Impératrice, Marie trône à Byzance. Souveraine, elle est progressivement subordonnée à l’exercice du pouvoir à Rome. Entre 600 et 700, les fêtes de la Vierge gagnent l’ensemble encore peu christianisé du monde latin. Lorsque la dynastie des Carolingiens arrive au pouvoir en 751, ses images sont mises au service de l’idéologie de la souveraineté qui est définie comme une royauté sacrée. En même temps qu’elle devient Reine de la terre, Marie est proclamée Reine des cieux. Les anges s’en réjouissent dans le ciel - disent les hymnes, qui proclament tout juste sa conception immaculée survenue avant même la Création de l’aurore. Autre paradoxe pour dire l’inouï mystère chrétien qui ne s’énonce que sous forme de paradoxe...

La relecture sans cesse continuée des Évangiles conduit encore à l’approfondissement de la comparaison entre la Vierge et l’Église. Ce parallélisme prend sa source dans la comparaison des maternités de chacune : Marie est la Mère du Christ, l’Église est la mère des chrétiens. C’est l’origine du progrès doctrinal qui conduit à affirmer la maternité spirituelle de la Vierge : Marie est la Mère des chrétiens. Définie justement comme médiatrice entre le ciel et la terre vers le milieu du IXe siècle, la Vierge peut désormais pencher son visage sur les hommes du Haut Moyen Age qui l’invoquent comme Mère. Entre Dieu et les hommes, elle tisse le lien qui permet leur rencontre. Elle est le pont entre l’univers humain et l’univers divin. Aussi, au seuil de l’an mil, la chrétienté dans son ensemble se tourne peu à peu vers la Souveraine. Alors que les structures politiques s’effondrent en Occident et se consolident en Orient, la Mère de Dieu est sur le point de s’imposer comme une figure majeure de pouvoir de part et d’autre de la Méditerranée.

Vierge en majesté

Les regards latins du début du XIe siècle contemplent maintenant Marie sur son trône de bois sculpté. Vierge en majesté, elle est descendue du ciel pour assurer la vacance de la royauté dont l’exercice se dilue dans celui de la féodalité. Les nouvelles structures de commandement - parmi elles, l’ordre monastique de Cluny - sollicitent cette nouvelle image pour asseoir leur souveraineté On voit alors la Dame des dames chargée de chasser tout désordre causé par les laïcs désireux de s’approprier, par exemple, les terres clunisiennes. Forte de son inviolabilité, elle règne sans partage sur les monastères présentés comme des terres « vierges » délestées du péché et peuplées d’hommes spirituels, les moines, qui se rêvent semblables aux anges pour conduire les autres, les hommes charnels, vers le salut. La Toute pure est désormais en mesure d’imposer son autorité d’Église aux paganismes que la Réforme grégorienne s’est donnée en partie pour mission d’éradiquer. L’enfant Jésus sur ses genoux, elle présente un Dieu bien incarné aux hommes qui continuent d’interroger le sens du mystère chrétien au point de le mettre en question. « Pourquoi Dieu s’est-il fait homme ? » résume saint Anselme (+1109) qui répond par Marie interposée. Pour venir vénérer l’enfant Jésus, le peuple chrétien se met en marche comme les rois mages vers les sanctuaires marials, lui qui pérégrine vers la Jérusalem céleste, but et fin de son exil sur la terre.

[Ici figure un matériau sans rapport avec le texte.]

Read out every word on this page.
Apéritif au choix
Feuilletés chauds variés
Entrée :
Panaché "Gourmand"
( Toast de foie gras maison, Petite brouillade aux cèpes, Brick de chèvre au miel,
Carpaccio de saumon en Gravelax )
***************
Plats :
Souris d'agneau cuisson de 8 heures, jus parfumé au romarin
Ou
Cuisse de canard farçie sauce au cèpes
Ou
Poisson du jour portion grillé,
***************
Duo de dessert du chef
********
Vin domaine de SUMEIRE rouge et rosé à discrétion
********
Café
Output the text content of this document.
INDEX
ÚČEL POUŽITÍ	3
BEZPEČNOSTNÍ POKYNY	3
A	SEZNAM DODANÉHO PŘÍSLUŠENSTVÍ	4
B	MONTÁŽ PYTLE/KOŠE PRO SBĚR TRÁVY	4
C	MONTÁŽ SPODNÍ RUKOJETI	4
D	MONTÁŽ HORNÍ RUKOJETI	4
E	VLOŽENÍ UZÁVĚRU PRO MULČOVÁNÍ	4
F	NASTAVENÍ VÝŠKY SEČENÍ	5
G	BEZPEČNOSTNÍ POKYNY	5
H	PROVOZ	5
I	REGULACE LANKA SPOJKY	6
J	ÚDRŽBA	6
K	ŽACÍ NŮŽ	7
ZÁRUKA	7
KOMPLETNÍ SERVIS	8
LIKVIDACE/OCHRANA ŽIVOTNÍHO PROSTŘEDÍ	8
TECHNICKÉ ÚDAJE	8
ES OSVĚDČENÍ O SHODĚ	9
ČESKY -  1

Les pèlerinages à la Vierge connaissent alors dans les années 1100 le début de leur développement. Ils se localisent essentiellement dans le centre et le nord de l’Europe. À Laon, à Soissons, à Chartres..., ils sont des milliers à vouloir venir toucher les reliques de Marie : qui sa blanche chemise, qui son fin soulier, son lait ou ses cheveux, ultimes traces de sa présence corporelle. La croyance en l’Assomption qui se fixe dans les esprits du XIIe siècle place en effet au ciel le corps incorruptible de Marie élevée avec son âme dans la lumière de Dieu. Au Puy, les pèlerins s’agenouillent devant la Vierge noire dont la couleur témoigne du mystère de l’Annonciation décrit par les théologiens comme la coloration de Marie de teinte blanche en teinte noire. Les récits de miracles de la Vierge, écrits le plus souvent par des moines ou des chanoines, cherchent à faire éclore en chacun l’espérance d’une guérison tout en assurant la promotion des pèlerinages. Rassemblés bientôt en collections, ces récits content les bienfaits innombrables de la Mère de Dieu. Ici, elle a rendu la vue à un pèlerin. Là, elle a permis la marche d’un paralysé.

Ailleurs, elle a chassé les démons d’un possédé. Les miraculés du Moyen Âge semblent tout droit sortis des Évangiles. Ils vivent le même lot de souffrances et d’infirmités puisés à une histoire commune qui est celle de l’humanité soustraite depuis la Chute à l’ordre établi par Dieu à la Genèse. Les recueils de miracles en racontent l’errance toujours recommencée. C’est, par exemple, l’histoire de Théophile qui a vendu son âme au diable ou encore celle du clerc à la jambe coupée, celle de la femme enceinte tombée dans les abîmes de la perdition ou encore celle de la jeune mère en détresse devant son enfant qui se meurt... Notre-Dame intervient, opère le miracle en donnant une issue divine à une situation humaine sans issue. Elle montre ainsi à chacun le visage de sa grâce, elle qui est « pleine de grâces »... C’est pourquoi, elle en déborde. Saint Bernard (+1153) utilise l’image de l’aqueduc pour dire cet écoulement d’amour divin qui ruisselle vers tout homme élevant sa prière à Marie. Tous ces récits de miracles traduisent la croyance en l’intercession de la Vierge : elle entend les implorations des hommes, puis les présente à son Fils afin que tous soient sauvés. Le catéchisme minimal du XIIe siècle est alors celui de l’Ave Maria, prière qui joint la salutation de l’ange à Marie et la salutation de Marie à Élisabeth.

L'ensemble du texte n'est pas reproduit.